Le premier, implanté près de la Porte de Paris le long de l’Escaut, était un moulin à broyer. La roue
à aubes mettait en action huit pilons pulvérisant les matières premières nécessaires à la production de
l’émail et des pâtes : terres blanches, kaolin, marbre blanc, silex...
Il se traitait environ 200 tonnes de matière en une année. Au XIXème siècle, ce moulin sera transformé en
scierie de marbre.
Le second, la porcelainerie proprement dite, se constituait d’une grande propriété rue de la Croix de la
Tannerie, devenue 48 rue de l’Intendance, donnant par l’arrière sur l’Escaut. La maison d’habitation et le
magasin s’ouvraient côté rue ; dans la cour après être passé sous le porche, le bureau puis les ateliers,
puis tout au fond le bâtiment du four. Au plus fort de son activité, la porcelainerie faisait travailler 88
personnes : tourneurs, garnisseurs, modeleurs, peintres, batteurs de pâte, retoucheurs, brunisseurs et
manœuvres.
Façade de la Porcelainerie de Valenciennes 48 rue de l’Intendance
Photo Henri Guillaume
Si cette dernière catégorie était numériquement la plus importante, il
fallait également employer une main-d’œuvre très qualifiée : outre les
talents artistiques requis pour former , sculpter et peindre les
porcelaines et biscuits, les connaissances en matière de chimie et de
cuisson étaient indispensables. Voici quelques exemples de manipulations
nécessaires à la préparation des couleurs en 1787 : « Dissolution d’or pour
le pourpre. On prend de l’esprit de sel marin en proportion de la quantité
d’or que l’on veut dissoudre. On coupe son or en petites parties et on les
met dedans ; ensuite on prend le bon esprit de nitre ; on verse goutte à
goutte sur l’esprit de sel jusqu’à ce qu’on s’aperçoive que l’or commence à
se dissoudre ; alors on cesse de mettre de l’esprit de nitre. Pour avoir un
beau précipité pourpre, il faut que la dissolution d’or soit saturée, c’est
à dire qu’il faut qu’il reste un peu d’or à dissoudre au fond du flacon
. Cette dissolution est à son point de perfection lorsqu’on ne sent aucun
goût d’acide et de fermentation en portant le nez à l’embouchure du dit
flacon ».
On maniait également l’argent, le bismuth, le manganèse, l’arsenic, le minium,
l’antimoine…
« Dans une grande chambre, ayant vue sur la cour de la maison et par derrière sur
l’Escaut était construit un grand four en forme de tour avec trois embouchures
fermantes à porte de fer, et à côté duquel il y avait un autre en carré ».
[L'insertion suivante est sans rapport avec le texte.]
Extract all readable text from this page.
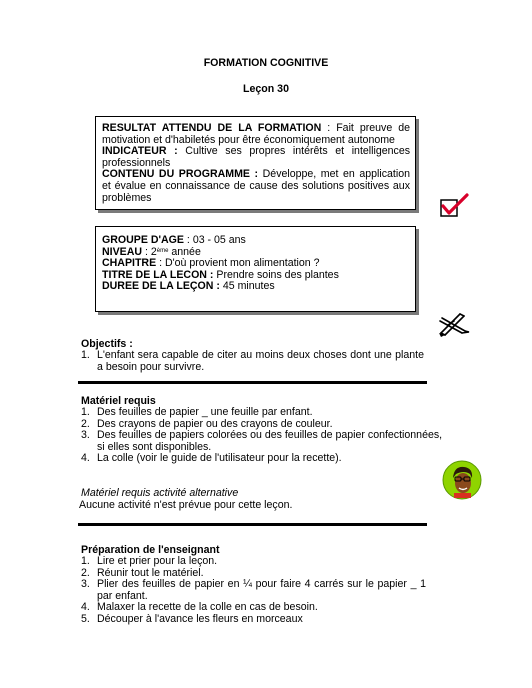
FORMATION COGNITIVE
Leçon 30

RESULTAT ATTENDU DE LA FORMATION : Fait preuve de motivation et d'habiletés pour être économiquement autonome

INDICATEUR : Cultive ses propres intérêts et intelligences professionnels

CONTENU DU PROGRAMME : Développe, met en application et évalue en connaissance de cause des solutions positives aux problèmes

GROUPE D'AGE : 03 - 05 ans

NIVEAU : 2ème année

CHAPITRE : D'où provient mon alimentation ?

TITRE DE LA LECON : Prendre soins des plantes

DUREE DE LA LEÇON : 45 minutes

Objectifs :
1. L'enfant sera capable de citer au moins deux choses dont une plante a besoin pour survivre.
Matériel requis
1. Des feuilles de papier _ une feuille par enfant.
2. Des crayons de papier ou des crayons de couleur.
3. Des feuilles de papiers colorées ou des feuilles de papier confectionnées, si elles sont disponibles.
4. La colle (voir le guide de l'utilisateur pour la recette).
Matériel requis activité alternative
Aucune activité n'est prévue pour cette leçon.
Préparation de l'enseignant
1. Lire et prier pour la leçon.
2. Réunir tout le matériel.
3. Plier des feuilles de papier en ¼ pour faire 4 carrés sur le papier _ 1 par enfant.
4. Malaxer la recette de la colle en cas de besoin.
5. Découper à l'avance les fleurs en morceaux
Un extrait du procès-verbal du 18 novembre 1785 précise que deux fours ont co-
existés au moins temporairement : un petit four carré pour les petites porcelaines et
le grand four de forme cylindrique. Ce grand four avait l’originalité de fonctionner à la
houille plus économique que le bois utilisé par les manufactures concurrentes. Le père
de Charles Lamoninary, directeur de la manufacture, était d’ailleurs actionnaire des
mines d’Anzin.
Bien qu’un croquis ait été réalisé, ce four a gardé son mystère : ses propriétaires successifs
n’ont jamais révélé ses dimensions exactes ; secret de fabrique oblige...Il était composé d’une
partie basse pour la porcelaine (assiettes, gobelets, pots, cafetières, porte-huilier…) et d’une
partie haute pour les biscuits plus délicats (dont la descente de croix). Il pouvait contenir au
maximum 3 000 pièces. La cuisson durait 36 heures.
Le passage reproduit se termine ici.